Hash Quality VS Quantity
If you’re ever lucky enough to come across some of these sticky beauties you’ll know somebody’s gone to a lot of hassle to assure you get some really top quality.They’re known as ‘Caramelos,’ from the Spanish word for ‘sweets,’ and sometimes also called ‘Huevos’ – ‘eggs’.
Typically, they’re 5 grams of finest sieved Moroccan hashish. It’s impossible to find inferior quality Caramelos for the simple reason that whoever creates these eggs is a true Cannabis Lover/Believer and has travelled round-trip from the UK to Morocco on a quest.
Before you purchase, the pure resin is totally unpressed, a golden glistening powder which can instantly be tested and graded by the purchaser. The loose powder is very sticky and easily pressed together in the palm of a hand. As a further test, you can put a flame to it and immediately press your thumb on it. As the delicate ripe resin glands burst from the pressure, the gold dust will darken,and you should be able to see your thumb print on it. As a final test, put a flame to it again and notice if it starts bubbling – that’s high grade.

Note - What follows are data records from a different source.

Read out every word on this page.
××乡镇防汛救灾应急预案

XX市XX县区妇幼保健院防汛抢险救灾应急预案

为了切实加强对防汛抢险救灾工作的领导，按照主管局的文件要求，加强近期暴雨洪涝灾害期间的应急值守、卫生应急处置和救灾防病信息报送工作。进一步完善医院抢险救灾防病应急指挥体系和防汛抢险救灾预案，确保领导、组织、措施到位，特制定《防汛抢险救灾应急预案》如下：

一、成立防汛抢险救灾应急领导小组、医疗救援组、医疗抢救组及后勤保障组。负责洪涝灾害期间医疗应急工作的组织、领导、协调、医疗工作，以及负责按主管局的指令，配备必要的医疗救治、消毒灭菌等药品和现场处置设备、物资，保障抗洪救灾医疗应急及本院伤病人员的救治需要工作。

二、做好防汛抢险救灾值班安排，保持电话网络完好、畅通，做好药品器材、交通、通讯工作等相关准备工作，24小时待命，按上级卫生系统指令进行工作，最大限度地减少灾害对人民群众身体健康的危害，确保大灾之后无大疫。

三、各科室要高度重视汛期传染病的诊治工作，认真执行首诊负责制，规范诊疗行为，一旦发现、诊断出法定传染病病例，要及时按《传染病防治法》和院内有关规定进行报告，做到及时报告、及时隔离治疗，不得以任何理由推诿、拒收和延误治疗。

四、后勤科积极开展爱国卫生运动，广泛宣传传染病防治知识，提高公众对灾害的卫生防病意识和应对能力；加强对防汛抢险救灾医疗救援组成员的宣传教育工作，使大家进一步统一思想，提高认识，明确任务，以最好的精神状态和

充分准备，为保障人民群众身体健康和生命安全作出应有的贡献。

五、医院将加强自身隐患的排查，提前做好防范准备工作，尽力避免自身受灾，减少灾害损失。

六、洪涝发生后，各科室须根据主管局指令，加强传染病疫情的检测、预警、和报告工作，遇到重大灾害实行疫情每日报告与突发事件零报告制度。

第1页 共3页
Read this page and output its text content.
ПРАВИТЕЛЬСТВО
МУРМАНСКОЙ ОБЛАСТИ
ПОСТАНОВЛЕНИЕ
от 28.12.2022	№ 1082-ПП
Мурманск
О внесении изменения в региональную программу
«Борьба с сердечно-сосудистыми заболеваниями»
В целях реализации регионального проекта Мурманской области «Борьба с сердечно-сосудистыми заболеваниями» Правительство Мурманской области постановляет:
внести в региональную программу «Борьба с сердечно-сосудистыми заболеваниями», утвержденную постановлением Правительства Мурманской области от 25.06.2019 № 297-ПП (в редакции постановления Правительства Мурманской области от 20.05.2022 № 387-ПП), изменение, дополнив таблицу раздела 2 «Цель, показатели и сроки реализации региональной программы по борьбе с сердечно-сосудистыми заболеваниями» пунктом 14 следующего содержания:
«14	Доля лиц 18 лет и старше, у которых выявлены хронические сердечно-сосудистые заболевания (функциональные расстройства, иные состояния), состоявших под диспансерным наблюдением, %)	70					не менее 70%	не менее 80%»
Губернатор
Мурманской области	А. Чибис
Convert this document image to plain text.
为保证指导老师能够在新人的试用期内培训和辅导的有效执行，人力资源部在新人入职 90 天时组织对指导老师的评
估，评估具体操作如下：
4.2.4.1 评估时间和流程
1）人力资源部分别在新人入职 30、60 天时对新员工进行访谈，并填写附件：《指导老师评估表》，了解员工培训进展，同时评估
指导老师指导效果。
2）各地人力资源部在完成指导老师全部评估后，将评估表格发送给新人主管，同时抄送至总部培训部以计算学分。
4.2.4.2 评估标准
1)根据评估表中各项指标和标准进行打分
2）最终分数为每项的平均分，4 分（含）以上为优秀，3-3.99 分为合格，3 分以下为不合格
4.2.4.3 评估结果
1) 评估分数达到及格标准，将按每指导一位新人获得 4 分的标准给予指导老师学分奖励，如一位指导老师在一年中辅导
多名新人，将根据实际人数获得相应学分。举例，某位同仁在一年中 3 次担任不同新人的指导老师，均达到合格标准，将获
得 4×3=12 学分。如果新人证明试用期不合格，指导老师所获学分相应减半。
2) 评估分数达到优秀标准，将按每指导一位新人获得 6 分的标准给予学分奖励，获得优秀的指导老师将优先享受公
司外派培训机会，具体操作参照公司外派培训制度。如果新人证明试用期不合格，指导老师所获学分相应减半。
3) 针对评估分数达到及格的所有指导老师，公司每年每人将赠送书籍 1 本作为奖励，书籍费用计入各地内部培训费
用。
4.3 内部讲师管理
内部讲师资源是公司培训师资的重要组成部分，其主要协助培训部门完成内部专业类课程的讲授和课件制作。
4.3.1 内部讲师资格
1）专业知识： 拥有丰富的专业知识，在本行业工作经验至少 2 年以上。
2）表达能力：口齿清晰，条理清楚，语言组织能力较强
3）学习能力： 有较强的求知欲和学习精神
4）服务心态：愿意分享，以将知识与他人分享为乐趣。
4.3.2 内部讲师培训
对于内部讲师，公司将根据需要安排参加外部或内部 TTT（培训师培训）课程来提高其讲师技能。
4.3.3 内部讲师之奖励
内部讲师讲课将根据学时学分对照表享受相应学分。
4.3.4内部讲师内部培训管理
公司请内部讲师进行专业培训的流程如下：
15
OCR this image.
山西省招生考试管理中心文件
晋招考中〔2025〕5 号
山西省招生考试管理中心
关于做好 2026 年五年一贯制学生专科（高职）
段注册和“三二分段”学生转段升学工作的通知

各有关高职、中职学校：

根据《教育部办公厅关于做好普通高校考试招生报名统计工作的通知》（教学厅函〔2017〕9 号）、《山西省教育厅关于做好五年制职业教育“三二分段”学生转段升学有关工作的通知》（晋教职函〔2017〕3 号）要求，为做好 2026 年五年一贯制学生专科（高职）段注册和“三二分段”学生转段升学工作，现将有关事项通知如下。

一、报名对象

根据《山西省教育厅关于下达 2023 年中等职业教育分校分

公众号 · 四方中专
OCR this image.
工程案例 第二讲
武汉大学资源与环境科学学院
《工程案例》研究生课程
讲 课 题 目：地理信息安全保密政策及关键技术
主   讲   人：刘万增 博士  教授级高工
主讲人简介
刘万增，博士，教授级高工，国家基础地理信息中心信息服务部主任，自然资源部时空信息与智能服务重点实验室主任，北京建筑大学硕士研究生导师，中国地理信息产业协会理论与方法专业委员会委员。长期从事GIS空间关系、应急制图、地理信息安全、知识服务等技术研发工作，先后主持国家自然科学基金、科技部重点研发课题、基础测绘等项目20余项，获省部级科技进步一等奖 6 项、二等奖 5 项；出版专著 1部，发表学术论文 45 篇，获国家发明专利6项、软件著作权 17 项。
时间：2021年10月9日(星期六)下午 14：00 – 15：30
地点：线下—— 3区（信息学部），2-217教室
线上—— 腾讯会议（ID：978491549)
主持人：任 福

Once the customer’s satisfied himself as to quality, and agreed a price, its wrapped into egg shapes according to the size the customer wants. These eggs are pressed by hand and wrapped with cling film, three, five or even ten grams like these pictured here. These eggs are extremely rare in the UK, especially since the Nederweed influx of indoor cultivation.
Of course it’s a healthier option than the dirty soap bars and adulterated pollens that keep coming into this country on a mass scale. Lucky potheads out there might stumble across amazing grades of resins, only to find their availability very limited. These lucky luxuries have most probably arrived here through some hash aficionado (literally) who‘s turned small-time smuggler, with the emphasis being on small-time. The amounts rarely exceed a thousand grams, and most is usually kept for personal consumption – tiny when compared to the lorry and boat loads continually bringing in tons of dodgy hash.
Shit-hash being brought into the UK is a very distressing fact, and quite simply the people doing it are bastards! The
government’s even more responsible. Which brings us back to the old argument of decriminalisation vs. coffee shops, and the fact that coffee shops can only survive on quality based ethics. In other words, the crap soap bar will no longer be able to hold its place in the free market, and high grades of hash and charas as well as skuff
will be allowed to take their place.
The common view on hash in the UK is that it’s thoroughly dirty, and there’s little to say that will change people’s minds. You can’t expect someone to believe in something they’ve never seen before. More pollen is currently available, but quality is unstable. Just because someone says its pollen doesn’t mean it’s pollen! It can still be full of nasty adulterants. Compared to a Caramelo, a pressed slab of commercial grade pollen hardly bubbles or stays alight. This is evidence of minimal oils, along with a slight brown colour (adulterants) in the smoke. The smoke should be a lovely misty blue colour. There isn’t a lot of difference in the price, but the quality will make you feel like you’ve just had the best orgasm ever and leave a satisfied smirk on your face.
In a place like the Rif Mountains of Morocco, people are proud of their product. Once again it’s about going to the source. This trip has to be a must for every serious hash smoker. Although you can get extremely stoned at home, you cannot fully appreciate the higher states of high even from smoking a piece of Caramelo in your front room. Imagine, instead, being on a kif farm somewhere in the high regions of the Rif. Imagine sieving your own hash by hand, pressing it and then smoking it. Fantastic or what? These are either spiritual moments in one’s life or else you could just say it’s a real fresh hit of THC that you’ve never experienced before. Unlike quality pollen, which contains almost pure, rich ripe THC glands, many mass-produced pressed pollen blocks contain Nescafe, candle wax, crushed up pills for mental health problems, and the most magical binder – tree sap. Let’s not even start on the soap bars and car tyres.